The PRIG framework is inherently modular, which allows for easy adaptation and integration with other models. For example, the image generator component, which currently uses a fine-tuned SDM, can be replaced with alternative generative models, such as DALLE65 and StyleGAN series66, depending on specific performance requirements or deployment constraints. Similarly, the text description generator can incorporate other multimodal large language models like Bootstrapping language-image pre-training (BLIP)67 or Flamingo68 in place of MobileVLM. The PR-adapter module, responsible for image enhancement and compression, can also leverage different visual backbones, such as Swin Transformer69 and ConvNeXt70, for feature extraction. This flexibility enables the proposed framework to generalize across a variety of applications involving multimodal generation, recognition, or even domain-specific dataset expansion tasks. Future work will explore these extensions in depth.

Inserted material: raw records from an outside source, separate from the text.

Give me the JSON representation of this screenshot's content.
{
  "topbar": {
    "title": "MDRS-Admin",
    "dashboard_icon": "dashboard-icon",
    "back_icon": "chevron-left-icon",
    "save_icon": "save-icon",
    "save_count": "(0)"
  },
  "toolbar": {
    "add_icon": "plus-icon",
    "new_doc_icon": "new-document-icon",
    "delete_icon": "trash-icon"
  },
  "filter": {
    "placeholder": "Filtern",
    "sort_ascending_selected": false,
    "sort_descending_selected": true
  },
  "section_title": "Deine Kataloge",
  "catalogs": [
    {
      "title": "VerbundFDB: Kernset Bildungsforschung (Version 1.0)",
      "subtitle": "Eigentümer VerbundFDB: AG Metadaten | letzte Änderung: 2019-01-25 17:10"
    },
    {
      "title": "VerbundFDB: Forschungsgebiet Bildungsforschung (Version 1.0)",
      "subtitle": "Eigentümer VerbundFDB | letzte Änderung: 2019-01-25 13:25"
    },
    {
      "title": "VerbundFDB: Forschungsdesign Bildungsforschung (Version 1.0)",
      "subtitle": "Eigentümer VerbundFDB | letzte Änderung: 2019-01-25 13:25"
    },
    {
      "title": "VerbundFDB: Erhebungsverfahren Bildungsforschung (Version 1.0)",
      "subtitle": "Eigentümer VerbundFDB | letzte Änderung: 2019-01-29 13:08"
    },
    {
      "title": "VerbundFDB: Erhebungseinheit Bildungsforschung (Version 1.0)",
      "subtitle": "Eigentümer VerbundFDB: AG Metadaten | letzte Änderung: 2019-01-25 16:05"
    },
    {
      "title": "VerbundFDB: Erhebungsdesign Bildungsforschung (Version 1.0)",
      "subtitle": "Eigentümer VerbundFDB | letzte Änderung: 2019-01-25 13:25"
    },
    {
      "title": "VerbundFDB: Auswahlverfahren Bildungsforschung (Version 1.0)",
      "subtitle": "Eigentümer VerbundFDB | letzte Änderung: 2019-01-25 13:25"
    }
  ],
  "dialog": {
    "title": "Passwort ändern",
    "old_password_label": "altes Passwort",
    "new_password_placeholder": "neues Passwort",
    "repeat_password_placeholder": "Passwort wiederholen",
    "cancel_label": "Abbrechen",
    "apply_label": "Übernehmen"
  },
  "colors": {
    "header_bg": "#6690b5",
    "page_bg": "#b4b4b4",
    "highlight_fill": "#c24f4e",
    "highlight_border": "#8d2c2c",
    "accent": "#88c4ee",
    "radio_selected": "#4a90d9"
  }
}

Privacy, ethics, and dataset management

Given the sensitivity of prohibited and restricted goods, strict ethical and privacy considerations were integrated into the dataset construction and usage framework. All data were sourced exclusively from publicly accessible platforms without involving any personally identifiable information or private content. Images were manually reviewed to exclude scenes that could potentially expose individual identities, locations, or private assets. To further ensure ethical compliance, de-identification techniques were employed where necessary, including blurring, cropping, or removal of sensitive visual elements. Additionally, a comprehensive dataset governance policy has been established. The dataset is intended strictly for non-commercial academic research and public safety applications. Access to the dataset will be granted upon request through a formal application process, during which users must agree to a data usage agreement. This agreement explicitly prohibits redistribution, commercial use, model training for non-regulatory purposes, or any use that may lead to the misuse or abuse of the dataset content. Regular audits, watermarking, and usage logging mechanisms are considered to track and regulate downstream use. By incorporating technical safeguards and administrative controls, the proposed dataset not only supports innovation in AI-driven regulation but also upholds core ethical standards in data handling.

Conclusion

To address the challenge posed by the absence of datasets for prohibited and restricted goods in online transactions, and to achieve intelligent recognition and effective supervision of such goods, this paper proposes a new image generation framework (PRIG) and a multimodal dataset for prohibited and restricted goods in online transactions. The dataset comprises 38,513 images and 77,026 texts across 10 main categories and 115 subcategories of prohibited and restricted goods. This dataset is the first multimodal dataset constructed to address illegal online transactions of prohibited and restricted goods. The proposed framework consists of the PR-adapter, the text description generator, and the image generator. The designed PR-adapter consists of an image augmentation module and an image compression representation module, which can provide better and more diverse image prompts for the image generator. The text description generator consists of CLIP and the multimodal large language model MobileVLM, which can obtain more accurate and detailed descriptions of prohibited and restricted product images. The image generator can use text descriptions and PR-adapter image prompts to obtain accurate and more diverse images of prohibited and restricted products. In addition, to reduce semantic loss in text descriptions, a new loss function is proposed to generate more accurate and consistent images of prohibited and restricted goods. The experimental results demonstrate the effectiveness and superiority of the proposed framework for generating images of prohibited and restricted goods in online transactions. It is believed that this framework and the dataset can promote the development of intelligent identification technology for illegal online transactions, providing new references and assistance for the implementation of intelligent supervision of online transactions.